From: Hugh Glaser <hugh@glasers.org>
Date: Tue, 24 Jul 2018 18:43:05 +0100
Cc: semantic-web <semantic-web@w3.org>, Hans Teijgeler <hans.teijgeler@quicknet.nl>
Message-Id: <231A787E-6173-415B-B0ED-610BDD08B82A@glasers.org>
To: tl@rat.io

I think UUIDs don't satisfy 
>> - reproducible: the same triple must always get the same identifier
but come close.

For the non-domain bit:
Can't you just use a (big)hash of the (normalised?) text of the triple?
(So, perhaps expand any namespace declarations, if you want to be independent of the namespace identifiers chosen, ensure the separators are all something appropriate, and think about case-sensitivity.)
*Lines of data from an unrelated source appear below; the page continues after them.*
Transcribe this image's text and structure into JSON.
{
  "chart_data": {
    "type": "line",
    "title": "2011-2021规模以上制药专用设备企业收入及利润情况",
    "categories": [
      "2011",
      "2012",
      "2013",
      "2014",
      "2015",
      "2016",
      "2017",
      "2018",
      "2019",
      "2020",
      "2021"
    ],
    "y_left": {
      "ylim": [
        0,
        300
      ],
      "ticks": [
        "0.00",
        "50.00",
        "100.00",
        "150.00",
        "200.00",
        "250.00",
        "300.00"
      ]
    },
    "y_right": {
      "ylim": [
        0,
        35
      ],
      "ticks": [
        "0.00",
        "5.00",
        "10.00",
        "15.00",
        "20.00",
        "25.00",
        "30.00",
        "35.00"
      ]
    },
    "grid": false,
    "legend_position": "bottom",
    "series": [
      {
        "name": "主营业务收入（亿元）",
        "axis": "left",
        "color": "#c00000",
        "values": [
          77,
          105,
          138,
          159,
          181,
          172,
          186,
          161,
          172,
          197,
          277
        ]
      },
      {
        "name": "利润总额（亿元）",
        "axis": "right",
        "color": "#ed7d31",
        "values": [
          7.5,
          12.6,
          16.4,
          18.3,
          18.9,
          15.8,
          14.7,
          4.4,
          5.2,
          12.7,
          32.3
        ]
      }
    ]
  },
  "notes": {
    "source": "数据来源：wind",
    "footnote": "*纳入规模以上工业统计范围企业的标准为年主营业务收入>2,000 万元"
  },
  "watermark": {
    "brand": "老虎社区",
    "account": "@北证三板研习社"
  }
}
Then do something like (php)
function hashIt($name) {
    $hash = sha1(mb_strtolower(trim($name)));
    return substr($hash, 0, 8) .'-'. substr($hash, 8, 8) .'-'. substr($hash, 16, 8) .'-'. substr($hash, 24, 8) .'-'. substr($hash, 32,8);
(I use this for a similar purpose to make text fuse, hence the mb_strtolower, but you probably don't want that.)

which gives the ability to do
<http://www.w3.org/2001/08/rdf-test/>  <http://purl.org/dc/elements/1.1/creator>    "Dave Beckett" .
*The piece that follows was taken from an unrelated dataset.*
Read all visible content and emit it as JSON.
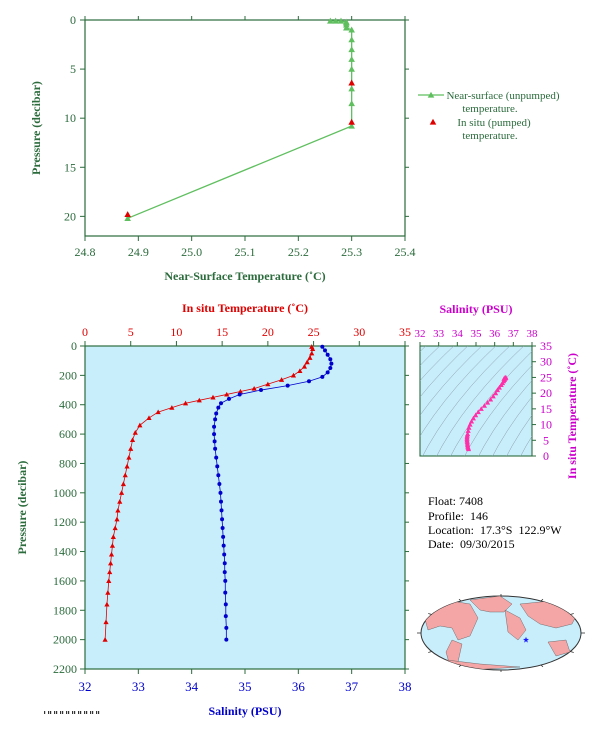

It looks like a UUID, but definitely isn't, because it doesn't have the stuff at the start of the hash or conform to any of the versions of the ISO standard.
You could add the start stuff if you want (at the cost of a little entropy, of course.)

It also doesn't have any of the time-stamp or MAC address salting of some UUID versions.
You aren't quite clear on that bit:
> - reproducible: the same triple must always get the same identifier
Do you mean if generated by a machine anywhere?
If so, then the straight hash is good - if not you want to add salt of a local machine parameter, such as MAC address.

For the domain(s):
I'm not sure what your requirements are.
Do you just want the identifiers to fuse for the same triples?
But not be able to find out anything about them?
That is, a one-way encoding?
That is, opaque IDs?
If so, you can choose anything you like, s long as it doesn't resolve to anything sensible.
A more interesting thing is to use the domain of the machine doing the ID generation, and then put the triple at the endpoint for the ID - so resolution of the ID will return the triple (in text, or whatever you fancy, maybe RDF?)
You can always make the resolution require authentication if you want the triple to stay opaque for normal use.


> On 24 Jul 2018, at 17:17, Hans Teijgeler <hans.teijgeler@quicknet.nl> wrote:
> Hi Thomas,
> We use UUIDs throughout, such as http://www.example.com/c00c7d47-a04a-46c5-9d81-623def3ff31c
> Look, for example, at https://www.uuidgenerator.net/
> Regards, Hans
> 15826,org
> On 24-7-2018 17:56, thomas lörtsch wrote:
>> I’m looking for an algorithm to generate identifiers for any possible RDF statements that are themselve IRIs, globally unique, reproducible and not dependend on the source of the statement (i.e. document URI).
>> In other words, the algorithm has to have the following properties:
>> - reproducible: the same triple must always get the same identifier
>> - global: the identifier must be independent from the source of the triple 
>>   (a document title, named graph name, graph URI etc)
>> - unique: triples that differ in subject, predicate or object must have different identifiers
>> - conformant: the identifier must be an IRI
>> - autonomous and finite: it can’t rely on any central repository, secondary service etc
>> Does such an algorithm exist? Is it even possible given that each node in the stateent could be an IRI of maximal length and entropy? 
>> Thanks,
>> Thomas